We've been buying their spices since hearing how good they are compared to the bland stuff in the stores.  I heartily agree!!!   Hubby ordered more recently and got their taco seasoning.  I really like Taco Bell's seasoning, but after tasting this, I'd say it's as good if not even better.

They usually send a small jar free with a good order; today it is Italian seasoning.  Very tasty, also!!


----------



## Cheska (Oct 30, 2013)

I've been ordering from Penzey's for years - and you absolutely correct; their quality is exceptional.  I usually order in the ziplock kind of bags they send as I have my own jars.  I then store what I do not fill my jars with, in my freezer in a big ziplock that holds them all - that way they don't get stale and loose their "ooomph."  Have you tried their Vietnamese cinnamon?  If you like cinnamon, this is exceptional.


----------



## Anne (Oct 30, 2013)

Cheska said:


> I've been ordering from Penzey's for years - and you absolutely correct; their quality is exceptional.  I usually order in the ziplock kind of bags they send as I have my own jars.  I then store what I do not fill my jars with, in my freezer in a big ziplock that holds them all - that way they don't get stale and loose their "ooomph."  Have you tried their Vietnamese cinnamon?  If you like cinnamon, this is exceptional.

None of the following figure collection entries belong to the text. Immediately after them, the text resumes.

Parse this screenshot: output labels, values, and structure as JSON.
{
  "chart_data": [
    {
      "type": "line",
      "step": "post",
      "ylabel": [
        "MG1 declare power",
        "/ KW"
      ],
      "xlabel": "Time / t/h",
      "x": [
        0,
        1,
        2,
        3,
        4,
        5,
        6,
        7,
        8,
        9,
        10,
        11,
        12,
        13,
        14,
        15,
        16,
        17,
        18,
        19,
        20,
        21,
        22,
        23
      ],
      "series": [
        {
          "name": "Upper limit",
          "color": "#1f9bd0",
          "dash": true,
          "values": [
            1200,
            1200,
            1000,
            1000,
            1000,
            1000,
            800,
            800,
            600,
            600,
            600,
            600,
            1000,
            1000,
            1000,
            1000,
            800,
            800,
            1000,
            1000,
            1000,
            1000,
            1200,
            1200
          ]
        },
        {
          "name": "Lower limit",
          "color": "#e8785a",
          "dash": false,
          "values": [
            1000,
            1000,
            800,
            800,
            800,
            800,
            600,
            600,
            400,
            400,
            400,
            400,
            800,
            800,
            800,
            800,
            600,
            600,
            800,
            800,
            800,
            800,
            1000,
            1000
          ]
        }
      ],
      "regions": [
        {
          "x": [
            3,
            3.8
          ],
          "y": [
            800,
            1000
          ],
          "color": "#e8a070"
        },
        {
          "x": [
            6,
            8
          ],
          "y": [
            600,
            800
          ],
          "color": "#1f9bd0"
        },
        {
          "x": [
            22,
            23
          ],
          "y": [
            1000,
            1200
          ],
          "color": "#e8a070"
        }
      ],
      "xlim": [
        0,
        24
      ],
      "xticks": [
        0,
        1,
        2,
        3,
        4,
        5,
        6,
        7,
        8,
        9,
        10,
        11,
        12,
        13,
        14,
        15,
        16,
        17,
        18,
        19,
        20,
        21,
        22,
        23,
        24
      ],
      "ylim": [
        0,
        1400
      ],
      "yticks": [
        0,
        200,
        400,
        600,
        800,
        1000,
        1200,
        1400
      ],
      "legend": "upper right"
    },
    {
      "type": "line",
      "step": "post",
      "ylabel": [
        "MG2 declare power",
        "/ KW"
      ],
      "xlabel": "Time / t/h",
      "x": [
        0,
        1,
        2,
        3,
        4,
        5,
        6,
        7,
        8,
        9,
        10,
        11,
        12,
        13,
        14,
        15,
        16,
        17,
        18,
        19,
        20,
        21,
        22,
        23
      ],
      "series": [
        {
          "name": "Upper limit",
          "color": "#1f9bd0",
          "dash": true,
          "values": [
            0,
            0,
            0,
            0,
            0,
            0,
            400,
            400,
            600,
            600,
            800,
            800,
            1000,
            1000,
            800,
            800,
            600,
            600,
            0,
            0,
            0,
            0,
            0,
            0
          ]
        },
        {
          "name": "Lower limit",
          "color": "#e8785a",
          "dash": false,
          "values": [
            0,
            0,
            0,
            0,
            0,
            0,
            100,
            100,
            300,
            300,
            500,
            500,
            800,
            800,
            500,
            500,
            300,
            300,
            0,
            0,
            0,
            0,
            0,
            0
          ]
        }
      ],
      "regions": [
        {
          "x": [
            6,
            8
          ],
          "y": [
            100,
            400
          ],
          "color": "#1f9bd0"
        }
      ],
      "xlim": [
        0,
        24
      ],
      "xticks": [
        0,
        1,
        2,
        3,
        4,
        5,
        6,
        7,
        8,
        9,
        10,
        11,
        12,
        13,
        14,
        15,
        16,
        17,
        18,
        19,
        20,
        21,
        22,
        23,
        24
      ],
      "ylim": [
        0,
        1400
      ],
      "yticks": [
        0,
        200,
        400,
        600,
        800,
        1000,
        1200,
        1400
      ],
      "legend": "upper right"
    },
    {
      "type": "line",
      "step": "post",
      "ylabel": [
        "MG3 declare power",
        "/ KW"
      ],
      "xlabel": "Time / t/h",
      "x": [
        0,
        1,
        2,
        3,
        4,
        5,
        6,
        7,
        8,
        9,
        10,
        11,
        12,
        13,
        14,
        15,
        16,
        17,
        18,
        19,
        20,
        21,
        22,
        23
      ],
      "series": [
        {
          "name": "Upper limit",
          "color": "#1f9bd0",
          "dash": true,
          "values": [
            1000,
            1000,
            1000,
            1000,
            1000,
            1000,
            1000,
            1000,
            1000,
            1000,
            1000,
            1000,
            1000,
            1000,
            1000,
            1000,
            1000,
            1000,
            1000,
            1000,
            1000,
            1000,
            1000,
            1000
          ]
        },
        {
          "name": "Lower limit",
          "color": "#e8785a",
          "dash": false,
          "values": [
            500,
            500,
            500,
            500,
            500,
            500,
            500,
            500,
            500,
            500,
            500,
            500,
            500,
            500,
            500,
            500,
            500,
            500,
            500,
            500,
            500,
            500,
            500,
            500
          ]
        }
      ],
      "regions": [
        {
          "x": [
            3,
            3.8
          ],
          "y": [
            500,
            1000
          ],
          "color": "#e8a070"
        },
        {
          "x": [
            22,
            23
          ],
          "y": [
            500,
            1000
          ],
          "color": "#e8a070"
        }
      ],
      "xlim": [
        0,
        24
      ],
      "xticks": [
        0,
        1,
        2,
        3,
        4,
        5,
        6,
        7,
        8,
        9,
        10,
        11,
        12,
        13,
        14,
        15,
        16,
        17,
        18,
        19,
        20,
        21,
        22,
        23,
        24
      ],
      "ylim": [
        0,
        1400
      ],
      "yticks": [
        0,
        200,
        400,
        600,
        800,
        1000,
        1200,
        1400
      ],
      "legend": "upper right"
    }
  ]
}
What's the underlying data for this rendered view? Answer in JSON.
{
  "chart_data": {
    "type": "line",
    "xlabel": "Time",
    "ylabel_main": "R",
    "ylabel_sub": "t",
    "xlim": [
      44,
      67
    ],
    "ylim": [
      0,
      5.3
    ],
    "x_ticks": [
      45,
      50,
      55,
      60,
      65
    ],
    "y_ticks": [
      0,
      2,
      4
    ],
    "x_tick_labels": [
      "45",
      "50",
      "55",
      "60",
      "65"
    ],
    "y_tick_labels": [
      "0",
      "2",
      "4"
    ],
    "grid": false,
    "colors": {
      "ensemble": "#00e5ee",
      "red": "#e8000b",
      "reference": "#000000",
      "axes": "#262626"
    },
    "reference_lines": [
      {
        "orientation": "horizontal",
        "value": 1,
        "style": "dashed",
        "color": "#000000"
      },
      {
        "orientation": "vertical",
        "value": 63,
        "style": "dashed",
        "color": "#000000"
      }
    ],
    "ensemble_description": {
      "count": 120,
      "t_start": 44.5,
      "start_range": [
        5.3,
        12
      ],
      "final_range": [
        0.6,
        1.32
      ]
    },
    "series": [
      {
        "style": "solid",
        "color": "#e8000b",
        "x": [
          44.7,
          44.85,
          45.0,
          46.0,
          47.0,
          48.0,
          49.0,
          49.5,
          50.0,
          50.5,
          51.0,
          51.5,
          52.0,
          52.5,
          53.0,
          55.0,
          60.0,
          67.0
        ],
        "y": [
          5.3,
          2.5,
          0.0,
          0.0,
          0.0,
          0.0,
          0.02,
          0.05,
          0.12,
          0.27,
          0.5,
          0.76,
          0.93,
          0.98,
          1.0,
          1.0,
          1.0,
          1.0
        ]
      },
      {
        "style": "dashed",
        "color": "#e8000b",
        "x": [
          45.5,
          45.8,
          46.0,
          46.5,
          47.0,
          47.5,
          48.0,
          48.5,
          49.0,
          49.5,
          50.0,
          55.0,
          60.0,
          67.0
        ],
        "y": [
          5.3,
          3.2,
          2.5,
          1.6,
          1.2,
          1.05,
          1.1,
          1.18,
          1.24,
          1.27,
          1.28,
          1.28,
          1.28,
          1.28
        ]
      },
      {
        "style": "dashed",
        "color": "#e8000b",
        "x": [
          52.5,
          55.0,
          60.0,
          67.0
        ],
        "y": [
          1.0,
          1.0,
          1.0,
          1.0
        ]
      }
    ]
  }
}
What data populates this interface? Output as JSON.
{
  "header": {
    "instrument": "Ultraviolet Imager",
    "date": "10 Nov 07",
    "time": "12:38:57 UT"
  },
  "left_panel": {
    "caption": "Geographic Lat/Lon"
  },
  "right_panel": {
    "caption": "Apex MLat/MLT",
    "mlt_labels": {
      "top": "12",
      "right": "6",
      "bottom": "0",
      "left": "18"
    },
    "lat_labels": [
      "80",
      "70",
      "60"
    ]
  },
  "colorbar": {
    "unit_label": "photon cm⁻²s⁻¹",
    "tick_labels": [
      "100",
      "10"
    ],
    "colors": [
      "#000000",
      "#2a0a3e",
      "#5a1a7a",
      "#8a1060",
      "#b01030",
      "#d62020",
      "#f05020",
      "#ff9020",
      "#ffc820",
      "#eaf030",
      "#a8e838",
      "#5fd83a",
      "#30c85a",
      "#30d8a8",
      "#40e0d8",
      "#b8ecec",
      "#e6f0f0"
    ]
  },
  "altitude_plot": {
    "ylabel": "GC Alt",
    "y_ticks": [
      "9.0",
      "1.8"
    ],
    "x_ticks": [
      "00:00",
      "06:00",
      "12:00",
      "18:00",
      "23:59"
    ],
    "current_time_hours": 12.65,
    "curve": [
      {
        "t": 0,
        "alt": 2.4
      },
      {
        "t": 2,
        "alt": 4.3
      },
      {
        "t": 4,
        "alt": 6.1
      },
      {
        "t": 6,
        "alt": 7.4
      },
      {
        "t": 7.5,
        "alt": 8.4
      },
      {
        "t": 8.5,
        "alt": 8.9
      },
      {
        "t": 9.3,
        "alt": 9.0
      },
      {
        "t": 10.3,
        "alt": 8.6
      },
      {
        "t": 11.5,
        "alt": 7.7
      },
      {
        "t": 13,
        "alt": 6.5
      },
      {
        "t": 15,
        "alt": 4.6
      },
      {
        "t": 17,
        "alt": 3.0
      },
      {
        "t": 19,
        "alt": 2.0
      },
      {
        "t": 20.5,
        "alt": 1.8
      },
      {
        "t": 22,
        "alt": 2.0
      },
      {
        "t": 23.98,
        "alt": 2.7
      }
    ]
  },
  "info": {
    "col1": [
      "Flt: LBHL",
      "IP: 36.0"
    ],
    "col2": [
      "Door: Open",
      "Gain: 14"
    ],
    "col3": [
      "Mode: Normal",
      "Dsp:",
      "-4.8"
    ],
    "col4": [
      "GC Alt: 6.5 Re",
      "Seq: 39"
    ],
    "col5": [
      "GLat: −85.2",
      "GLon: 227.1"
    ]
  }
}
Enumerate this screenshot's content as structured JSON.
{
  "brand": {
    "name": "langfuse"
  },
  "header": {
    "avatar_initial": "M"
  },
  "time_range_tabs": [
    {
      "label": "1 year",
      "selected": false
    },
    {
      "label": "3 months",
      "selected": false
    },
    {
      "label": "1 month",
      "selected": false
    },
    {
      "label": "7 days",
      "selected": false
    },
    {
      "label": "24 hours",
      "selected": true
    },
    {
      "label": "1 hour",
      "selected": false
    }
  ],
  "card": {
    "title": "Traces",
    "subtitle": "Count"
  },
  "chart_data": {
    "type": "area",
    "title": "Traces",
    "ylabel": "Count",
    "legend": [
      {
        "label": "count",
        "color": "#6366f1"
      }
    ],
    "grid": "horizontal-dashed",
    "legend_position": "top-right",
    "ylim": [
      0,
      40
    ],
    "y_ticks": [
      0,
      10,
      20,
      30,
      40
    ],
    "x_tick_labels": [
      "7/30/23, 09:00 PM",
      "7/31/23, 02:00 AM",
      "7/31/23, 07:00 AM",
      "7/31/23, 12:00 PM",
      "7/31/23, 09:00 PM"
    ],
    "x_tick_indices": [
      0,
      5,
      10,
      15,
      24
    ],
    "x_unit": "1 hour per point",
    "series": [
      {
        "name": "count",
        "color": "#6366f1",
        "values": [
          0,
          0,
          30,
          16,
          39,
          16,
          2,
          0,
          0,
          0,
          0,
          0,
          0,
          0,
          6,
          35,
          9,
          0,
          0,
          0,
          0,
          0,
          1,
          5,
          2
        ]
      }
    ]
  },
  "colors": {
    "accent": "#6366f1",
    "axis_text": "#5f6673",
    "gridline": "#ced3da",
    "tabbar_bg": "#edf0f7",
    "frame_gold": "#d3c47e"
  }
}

We have their cinnamon, which definitely is better than the store stuff, but didn't see the Vietnamese - thanks for the tip, and I'll order it next time.  Great idea about the bags; now that I have the jars, I'll try that next time!!


----------



## Ozarkgal (Oct 30, 2013)

There is a Penzy spice store in Dallas that I used to visit occasionally.  I am a spice nut and could go crazy broke in there.  Just the chili powders alone could send me into a cold sweat of indecision and fear of choosing one not too hot , not too mild, but just right.  It smelled so wonderful in there too.


----------



## Steve (Oct 30, 2013)

We have something like that up here called "The Bulk Barn" that has sooooo many items one can actually spend the afternoon browsing and still be bewildered..
I get my herbs, spices, wheat gluten flour, and almond flour there..


----------